I turn to the bedside table and grab a condom. I give it to him with a smile and a nod. “Wow,” he says. “Wow, I didn’t think . . .”
“What?” I ask, mischievous. “You thought I’d remain like a virgin forever?”
He beams. A hand on my che
ek, he says softly, “Quien es este niño? Who’s that boy?”
I realize I’m a new person now, the person I’ve been waiting to be. I feel it’s only right to quote Madonna back to him, so I kiss him once more, then whisper, “I’m a young boy with eyes like the desert that dream of you, my true blue.”
His smile radiates love. “True blue,” he repeats.
He tries to open the condom wrapper but fumbles with it. He tries his teeth. I grab it from him and tear it open. I try to put it on him, doing my best to block out why the condom is necessary, trying to forget all those images of death and disease. My hands shake as I place the condom on him. “I think you’re putting it on upside down,” he says, laughing.

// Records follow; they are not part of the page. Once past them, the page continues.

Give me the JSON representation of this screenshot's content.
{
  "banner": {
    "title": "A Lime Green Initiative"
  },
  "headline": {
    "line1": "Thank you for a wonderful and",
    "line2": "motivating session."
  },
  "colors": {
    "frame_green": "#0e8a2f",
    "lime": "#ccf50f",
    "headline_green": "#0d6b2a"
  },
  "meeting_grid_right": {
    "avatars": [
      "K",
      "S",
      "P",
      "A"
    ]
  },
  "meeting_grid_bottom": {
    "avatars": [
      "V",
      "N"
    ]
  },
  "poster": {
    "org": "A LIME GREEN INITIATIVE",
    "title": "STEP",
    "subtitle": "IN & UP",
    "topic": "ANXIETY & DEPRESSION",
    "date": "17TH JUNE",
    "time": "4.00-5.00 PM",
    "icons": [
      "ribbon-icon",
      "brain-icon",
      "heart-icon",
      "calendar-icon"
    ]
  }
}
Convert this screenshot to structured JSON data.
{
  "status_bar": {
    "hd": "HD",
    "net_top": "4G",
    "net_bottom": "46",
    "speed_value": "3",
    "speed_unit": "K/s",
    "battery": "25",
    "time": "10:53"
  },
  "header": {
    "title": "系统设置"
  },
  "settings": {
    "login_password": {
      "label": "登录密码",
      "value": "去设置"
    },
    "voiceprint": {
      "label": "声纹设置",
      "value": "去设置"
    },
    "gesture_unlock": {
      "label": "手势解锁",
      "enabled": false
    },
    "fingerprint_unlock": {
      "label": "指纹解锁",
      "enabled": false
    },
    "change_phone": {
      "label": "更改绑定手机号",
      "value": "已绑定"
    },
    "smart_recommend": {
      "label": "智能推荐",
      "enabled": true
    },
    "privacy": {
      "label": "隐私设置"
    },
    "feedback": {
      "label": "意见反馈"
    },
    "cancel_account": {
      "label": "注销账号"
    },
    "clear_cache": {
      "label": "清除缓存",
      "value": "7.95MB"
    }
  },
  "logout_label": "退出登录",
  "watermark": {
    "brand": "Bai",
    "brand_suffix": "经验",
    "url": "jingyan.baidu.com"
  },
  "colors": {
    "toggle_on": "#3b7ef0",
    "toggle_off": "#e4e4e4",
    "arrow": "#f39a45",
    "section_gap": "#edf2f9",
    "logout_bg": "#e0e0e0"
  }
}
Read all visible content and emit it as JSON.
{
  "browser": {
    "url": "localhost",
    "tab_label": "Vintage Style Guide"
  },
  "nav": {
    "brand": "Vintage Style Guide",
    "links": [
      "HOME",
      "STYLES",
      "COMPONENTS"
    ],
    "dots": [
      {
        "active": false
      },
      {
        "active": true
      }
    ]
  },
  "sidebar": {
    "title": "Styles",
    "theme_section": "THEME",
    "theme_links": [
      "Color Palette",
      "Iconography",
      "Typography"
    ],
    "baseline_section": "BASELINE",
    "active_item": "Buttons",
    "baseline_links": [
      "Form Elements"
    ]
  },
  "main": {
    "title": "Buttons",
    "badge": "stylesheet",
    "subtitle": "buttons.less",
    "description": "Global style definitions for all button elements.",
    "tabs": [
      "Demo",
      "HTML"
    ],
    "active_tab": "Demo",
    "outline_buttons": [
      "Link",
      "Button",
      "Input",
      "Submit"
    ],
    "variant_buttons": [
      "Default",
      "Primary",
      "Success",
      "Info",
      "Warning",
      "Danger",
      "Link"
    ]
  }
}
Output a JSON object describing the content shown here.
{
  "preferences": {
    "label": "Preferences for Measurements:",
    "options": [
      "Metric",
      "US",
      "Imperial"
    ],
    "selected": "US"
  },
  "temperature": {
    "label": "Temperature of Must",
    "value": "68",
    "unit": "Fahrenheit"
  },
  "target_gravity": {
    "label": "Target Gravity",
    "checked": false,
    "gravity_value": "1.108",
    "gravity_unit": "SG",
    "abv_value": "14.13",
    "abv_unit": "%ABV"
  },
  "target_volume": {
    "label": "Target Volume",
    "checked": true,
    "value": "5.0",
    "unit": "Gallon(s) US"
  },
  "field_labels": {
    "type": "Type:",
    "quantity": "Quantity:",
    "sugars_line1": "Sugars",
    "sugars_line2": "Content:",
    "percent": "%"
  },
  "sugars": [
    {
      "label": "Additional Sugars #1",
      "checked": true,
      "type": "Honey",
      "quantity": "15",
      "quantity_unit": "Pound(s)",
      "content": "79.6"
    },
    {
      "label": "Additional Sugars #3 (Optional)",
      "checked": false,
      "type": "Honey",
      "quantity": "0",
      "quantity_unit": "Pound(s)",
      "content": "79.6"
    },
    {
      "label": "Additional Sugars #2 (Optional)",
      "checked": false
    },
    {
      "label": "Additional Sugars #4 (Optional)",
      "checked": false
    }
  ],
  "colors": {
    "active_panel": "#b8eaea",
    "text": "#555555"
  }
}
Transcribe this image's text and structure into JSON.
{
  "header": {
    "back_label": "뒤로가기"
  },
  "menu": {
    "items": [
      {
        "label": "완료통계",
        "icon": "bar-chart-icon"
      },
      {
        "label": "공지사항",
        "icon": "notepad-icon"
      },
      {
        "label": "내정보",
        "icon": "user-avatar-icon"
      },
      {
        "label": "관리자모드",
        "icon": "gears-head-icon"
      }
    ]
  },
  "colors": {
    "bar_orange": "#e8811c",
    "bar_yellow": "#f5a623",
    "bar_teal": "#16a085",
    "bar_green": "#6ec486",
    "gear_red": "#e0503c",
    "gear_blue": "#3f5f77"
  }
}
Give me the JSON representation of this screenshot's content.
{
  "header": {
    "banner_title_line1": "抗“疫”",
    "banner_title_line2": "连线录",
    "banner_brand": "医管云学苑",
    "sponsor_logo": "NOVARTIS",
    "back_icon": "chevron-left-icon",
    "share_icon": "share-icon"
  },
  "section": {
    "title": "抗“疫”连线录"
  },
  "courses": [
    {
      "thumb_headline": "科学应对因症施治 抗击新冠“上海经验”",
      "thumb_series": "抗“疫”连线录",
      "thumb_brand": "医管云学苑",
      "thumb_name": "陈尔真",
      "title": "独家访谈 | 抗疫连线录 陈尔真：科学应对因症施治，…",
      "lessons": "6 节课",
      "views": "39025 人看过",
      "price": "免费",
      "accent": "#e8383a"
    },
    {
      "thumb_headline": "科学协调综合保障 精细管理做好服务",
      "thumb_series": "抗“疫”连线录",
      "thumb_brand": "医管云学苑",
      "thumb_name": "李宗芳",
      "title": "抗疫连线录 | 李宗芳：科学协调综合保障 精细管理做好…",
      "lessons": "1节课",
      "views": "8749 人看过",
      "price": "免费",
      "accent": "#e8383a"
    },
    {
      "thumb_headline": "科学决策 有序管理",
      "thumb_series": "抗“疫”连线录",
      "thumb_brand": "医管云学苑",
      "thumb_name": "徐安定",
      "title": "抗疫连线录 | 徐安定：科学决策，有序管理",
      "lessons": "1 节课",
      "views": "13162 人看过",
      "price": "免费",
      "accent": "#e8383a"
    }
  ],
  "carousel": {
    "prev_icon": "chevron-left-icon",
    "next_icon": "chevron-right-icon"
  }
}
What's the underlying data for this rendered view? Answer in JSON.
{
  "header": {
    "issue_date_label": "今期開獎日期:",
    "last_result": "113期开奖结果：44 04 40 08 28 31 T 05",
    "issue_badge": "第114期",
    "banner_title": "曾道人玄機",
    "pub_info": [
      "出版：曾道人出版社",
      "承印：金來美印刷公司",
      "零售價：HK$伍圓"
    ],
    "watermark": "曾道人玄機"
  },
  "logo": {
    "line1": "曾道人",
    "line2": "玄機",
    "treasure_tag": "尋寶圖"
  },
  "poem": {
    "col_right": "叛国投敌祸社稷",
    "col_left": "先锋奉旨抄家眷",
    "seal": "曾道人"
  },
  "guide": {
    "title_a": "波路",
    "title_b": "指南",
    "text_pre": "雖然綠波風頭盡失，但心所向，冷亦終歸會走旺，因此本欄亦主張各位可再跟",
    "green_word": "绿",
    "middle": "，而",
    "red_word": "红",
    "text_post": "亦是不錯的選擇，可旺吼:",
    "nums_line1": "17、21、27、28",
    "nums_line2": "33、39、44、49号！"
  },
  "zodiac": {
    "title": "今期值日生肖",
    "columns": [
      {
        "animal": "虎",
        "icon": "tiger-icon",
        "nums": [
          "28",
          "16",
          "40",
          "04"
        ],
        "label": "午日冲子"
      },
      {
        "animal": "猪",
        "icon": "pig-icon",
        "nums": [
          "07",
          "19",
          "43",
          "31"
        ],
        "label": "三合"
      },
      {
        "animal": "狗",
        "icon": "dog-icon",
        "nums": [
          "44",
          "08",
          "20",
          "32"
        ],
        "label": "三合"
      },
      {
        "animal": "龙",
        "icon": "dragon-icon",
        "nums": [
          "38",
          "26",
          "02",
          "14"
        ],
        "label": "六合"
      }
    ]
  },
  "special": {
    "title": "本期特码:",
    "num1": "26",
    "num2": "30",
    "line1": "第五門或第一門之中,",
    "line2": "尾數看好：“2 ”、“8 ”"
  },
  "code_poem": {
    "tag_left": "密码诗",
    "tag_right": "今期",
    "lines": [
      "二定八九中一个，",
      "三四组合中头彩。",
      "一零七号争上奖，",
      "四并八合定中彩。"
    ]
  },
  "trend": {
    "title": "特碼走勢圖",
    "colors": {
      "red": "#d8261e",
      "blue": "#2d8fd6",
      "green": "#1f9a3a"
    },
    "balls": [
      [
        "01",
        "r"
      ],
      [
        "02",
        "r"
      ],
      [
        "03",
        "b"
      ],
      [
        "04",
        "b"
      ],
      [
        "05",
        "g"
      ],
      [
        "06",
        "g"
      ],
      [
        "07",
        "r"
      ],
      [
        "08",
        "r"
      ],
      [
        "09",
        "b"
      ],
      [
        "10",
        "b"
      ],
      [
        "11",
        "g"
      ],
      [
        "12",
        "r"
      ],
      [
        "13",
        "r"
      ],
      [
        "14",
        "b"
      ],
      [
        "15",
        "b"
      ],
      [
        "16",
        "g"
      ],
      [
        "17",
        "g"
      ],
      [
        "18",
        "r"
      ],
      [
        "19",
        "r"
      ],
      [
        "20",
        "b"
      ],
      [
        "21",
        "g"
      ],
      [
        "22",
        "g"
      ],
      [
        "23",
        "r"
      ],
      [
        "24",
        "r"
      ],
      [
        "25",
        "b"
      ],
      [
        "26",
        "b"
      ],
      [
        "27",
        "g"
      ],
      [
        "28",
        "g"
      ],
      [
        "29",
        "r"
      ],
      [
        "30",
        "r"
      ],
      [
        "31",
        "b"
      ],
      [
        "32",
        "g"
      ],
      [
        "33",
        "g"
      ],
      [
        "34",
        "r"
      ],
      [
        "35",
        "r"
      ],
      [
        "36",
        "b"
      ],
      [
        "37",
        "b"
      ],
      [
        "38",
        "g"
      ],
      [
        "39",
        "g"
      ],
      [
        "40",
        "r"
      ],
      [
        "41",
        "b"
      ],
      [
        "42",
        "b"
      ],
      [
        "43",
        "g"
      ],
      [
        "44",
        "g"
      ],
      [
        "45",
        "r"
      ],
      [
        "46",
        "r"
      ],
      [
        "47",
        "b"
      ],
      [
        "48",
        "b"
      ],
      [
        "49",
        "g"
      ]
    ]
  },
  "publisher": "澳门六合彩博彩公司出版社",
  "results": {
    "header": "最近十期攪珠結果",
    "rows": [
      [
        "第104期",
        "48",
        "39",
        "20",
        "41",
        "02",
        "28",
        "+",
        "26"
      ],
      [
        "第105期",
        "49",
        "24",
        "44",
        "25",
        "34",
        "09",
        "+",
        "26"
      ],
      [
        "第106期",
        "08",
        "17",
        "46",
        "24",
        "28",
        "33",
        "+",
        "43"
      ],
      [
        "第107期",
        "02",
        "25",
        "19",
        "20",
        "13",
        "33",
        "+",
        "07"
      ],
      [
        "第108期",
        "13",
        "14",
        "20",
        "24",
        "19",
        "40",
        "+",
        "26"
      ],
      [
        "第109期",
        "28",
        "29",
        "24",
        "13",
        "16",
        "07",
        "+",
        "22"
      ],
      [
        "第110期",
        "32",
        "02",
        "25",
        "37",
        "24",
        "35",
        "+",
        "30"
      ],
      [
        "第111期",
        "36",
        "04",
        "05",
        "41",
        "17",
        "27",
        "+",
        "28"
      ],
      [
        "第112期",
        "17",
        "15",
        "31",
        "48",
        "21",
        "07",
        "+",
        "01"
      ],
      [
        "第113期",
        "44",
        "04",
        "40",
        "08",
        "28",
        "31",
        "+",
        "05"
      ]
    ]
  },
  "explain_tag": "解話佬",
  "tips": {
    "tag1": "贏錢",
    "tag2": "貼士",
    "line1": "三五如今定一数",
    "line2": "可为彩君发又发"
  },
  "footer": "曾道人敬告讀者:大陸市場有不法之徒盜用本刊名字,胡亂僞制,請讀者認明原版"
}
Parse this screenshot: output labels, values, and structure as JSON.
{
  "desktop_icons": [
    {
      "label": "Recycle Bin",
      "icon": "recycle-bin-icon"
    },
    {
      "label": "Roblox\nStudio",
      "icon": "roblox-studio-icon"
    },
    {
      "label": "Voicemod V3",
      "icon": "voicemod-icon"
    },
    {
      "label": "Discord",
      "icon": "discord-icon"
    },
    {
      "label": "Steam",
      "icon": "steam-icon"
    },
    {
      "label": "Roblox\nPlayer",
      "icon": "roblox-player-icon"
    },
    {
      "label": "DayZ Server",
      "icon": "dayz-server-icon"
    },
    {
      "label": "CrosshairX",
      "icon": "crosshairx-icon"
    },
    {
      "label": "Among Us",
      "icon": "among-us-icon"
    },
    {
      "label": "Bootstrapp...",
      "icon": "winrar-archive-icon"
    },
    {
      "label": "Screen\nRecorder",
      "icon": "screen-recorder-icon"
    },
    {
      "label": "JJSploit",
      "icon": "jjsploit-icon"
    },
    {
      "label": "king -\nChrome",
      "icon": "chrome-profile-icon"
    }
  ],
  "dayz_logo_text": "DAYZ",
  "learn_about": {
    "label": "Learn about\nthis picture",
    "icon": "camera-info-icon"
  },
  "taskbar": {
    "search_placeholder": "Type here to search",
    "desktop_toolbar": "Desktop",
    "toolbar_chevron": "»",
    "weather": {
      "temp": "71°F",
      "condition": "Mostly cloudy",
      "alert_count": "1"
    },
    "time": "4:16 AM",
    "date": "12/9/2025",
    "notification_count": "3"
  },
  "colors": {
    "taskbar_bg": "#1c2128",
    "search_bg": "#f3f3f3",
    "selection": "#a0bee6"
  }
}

“Really?” I turn it over and try it the other way. It finally slides on.
He smiles. I smile. We have a layer of protection between us now. He squeezes some lube onto him, then onto me. I wrap my legs around him, pulling him closer to me, or deeper into me, because he’s in me now. We thrust and grunt and sweat until we almost fall off the bed.
“I need to catch my breath,” he says. Then, with a smile, he adds, “I think this is the first team sport I like.”
I laugh. “I’m sure your dad would be very proud if you tried out for the varsity sex team.”
This makes him laugh. “Like an athlete,” he jokes. Then he whispers tenderly, “Reza, are you doing this because you want to, or because you think it’ll make me stay?”
I kiss his neck, tasting his salty sweat. I lick the skin behind his earlobe, a hidden piece of him that feels all mine. “Maybe I thought about that,” I say. “But that’s not why I changed my mind. Whether you stay here or go west, I needed to do this. You had to be my first.”
He nods, then shakes his head. “Hey, why are we talking so much? Aren’t we supposed to be having mad, hot, passionate sexual intercourse right now?”
“You started talking!” I laugh.
“Me?” he asks, a roguish grin across his face. “You’re the one inventing new school sports.”
“Shut up,” I say, blushing. “Or I’ll never let you onto the junior varsity blow job team.”